Pop-up promotions are an increasingly popular marketing tool for small businesses and start-ups, with some even going as far as saying that they are a better way of launching and growing a new business than social media.
But when it comes to the battle between social marketing and the real-world, face-to-face kind there doesn’t have to be a loser. Pop-up promotions and social media can work together, and if it’s done well the whole can be significantly bigger than the sum of its parts.
This is why pop-up space provider Promotional Space put together a simple infographic as a guide to incorporating your social media marketing with pop-ups and your pop-up marketing with social media.

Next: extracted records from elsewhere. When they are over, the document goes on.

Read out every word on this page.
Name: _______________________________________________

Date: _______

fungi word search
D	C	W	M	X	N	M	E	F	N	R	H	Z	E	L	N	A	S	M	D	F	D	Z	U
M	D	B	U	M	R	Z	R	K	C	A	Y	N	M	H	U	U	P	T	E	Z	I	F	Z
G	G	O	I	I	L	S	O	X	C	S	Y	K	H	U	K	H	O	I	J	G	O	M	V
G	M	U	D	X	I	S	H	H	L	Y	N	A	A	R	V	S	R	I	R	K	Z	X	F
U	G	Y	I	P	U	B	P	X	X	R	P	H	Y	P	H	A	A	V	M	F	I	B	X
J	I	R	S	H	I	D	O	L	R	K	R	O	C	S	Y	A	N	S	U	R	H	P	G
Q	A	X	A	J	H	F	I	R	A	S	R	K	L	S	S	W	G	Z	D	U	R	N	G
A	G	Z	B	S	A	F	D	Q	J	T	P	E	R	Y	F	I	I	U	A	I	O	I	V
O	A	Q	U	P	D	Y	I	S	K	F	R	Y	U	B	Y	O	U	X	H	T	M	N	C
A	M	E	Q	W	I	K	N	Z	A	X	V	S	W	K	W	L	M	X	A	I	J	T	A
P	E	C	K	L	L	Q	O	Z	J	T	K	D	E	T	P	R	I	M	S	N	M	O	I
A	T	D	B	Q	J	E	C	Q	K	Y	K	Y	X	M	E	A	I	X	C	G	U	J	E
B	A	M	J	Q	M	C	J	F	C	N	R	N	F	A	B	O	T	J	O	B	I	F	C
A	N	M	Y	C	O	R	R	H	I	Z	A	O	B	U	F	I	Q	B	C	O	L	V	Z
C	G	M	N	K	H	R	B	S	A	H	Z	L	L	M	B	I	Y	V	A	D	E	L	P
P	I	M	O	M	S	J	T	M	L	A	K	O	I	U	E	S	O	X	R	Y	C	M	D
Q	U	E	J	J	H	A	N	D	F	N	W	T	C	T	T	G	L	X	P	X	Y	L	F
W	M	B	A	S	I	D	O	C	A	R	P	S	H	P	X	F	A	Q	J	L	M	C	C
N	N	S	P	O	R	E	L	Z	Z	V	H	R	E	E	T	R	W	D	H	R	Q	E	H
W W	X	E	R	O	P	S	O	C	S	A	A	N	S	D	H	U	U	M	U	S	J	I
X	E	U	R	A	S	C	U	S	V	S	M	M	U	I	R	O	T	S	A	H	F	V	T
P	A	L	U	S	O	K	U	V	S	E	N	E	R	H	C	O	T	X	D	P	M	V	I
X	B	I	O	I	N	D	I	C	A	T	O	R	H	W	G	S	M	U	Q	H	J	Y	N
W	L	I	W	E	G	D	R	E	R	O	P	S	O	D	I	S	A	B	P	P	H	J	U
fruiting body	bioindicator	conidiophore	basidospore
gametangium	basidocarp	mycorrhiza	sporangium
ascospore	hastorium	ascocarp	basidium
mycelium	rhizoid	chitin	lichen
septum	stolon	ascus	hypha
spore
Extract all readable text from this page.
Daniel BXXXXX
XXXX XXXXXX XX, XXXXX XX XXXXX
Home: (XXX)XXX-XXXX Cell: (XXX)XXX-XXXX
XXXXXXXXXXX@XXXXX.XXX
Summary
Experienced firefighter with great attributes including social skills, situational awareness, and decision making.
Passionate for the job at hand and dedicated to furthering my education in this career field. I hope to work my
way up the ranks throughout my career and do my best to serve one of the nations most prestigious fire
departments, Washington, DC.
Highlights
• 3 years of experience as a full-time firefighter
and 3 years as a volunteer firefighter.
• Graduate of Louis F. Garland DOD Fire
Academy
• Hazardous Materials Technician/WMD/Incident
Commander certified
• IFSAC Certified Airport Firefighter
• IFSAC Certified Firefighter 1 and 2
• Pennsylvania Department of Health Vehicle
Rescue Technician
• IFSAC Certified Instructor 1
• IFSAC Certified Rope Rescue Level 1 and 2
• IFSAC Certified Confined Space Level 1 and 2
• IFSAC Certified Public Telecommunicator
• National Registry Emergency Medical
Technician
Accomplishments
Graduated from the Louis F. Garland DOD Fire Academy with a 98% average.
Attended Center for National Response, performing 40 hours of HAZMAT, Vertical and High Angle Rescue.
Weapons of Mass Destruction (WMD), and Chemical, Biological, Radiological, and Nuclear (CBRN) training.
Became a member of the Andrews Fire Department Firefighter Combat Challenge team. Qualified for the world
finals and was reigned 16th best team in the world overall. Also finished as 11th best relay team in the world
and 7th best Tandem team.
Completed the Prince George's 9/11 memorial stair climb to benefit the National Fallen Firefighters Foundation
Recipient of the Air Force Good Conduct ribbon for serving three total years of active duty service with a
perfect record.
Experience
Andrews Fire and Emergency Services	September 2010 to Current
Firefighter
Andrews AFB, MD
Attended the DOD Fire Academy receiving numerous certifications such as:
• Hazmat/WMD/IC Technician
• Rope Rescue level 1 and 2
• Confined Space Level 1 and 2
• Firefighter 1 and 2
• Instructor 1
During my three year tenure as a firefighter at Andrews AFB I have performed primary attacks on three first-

The key is to use your event or promotion to create a buzz, which sounds like a cliché (and obvious) but, it’s never less important to keep in mind. A pop-up needs that buzz not only during the event but before and after as well.
Facebook and Twitter can be great ways to get a lot of people involved on the day and get them excited beforehand. If you’re tweeting at the venue and the local press or bloggers about the awesome things you’re going to do then there’s every chance that they’ll be just as excited and help generate noise and publicity for what you’re doing. All of that gives you more coverage and gets your brand in front of more eyeballs.
Another thing to look out for is the execution. It’s easy to ruin the perception of an event by taking horrible photos. Everyone has a camera phone these days, but not everyone takes pictures as well as Annie Leibovitz. By thinking about a few basics your promotion will look ten times better.
This not only pays off on the day but after the event, when you’re tweeting (again) or emailing at those local reporters to tell them why they should write about the amazing thing that just happened.
With savvy use of social media, you can increase the impact of your pop-up event. But that’s not all, by thinking about how you’ll incorporate social media at the planning stage you’ll find yourself thinking about what looks good, what’s interesting, what works, and what doesn’t and you’ll most likely end up designing a better event to begin with.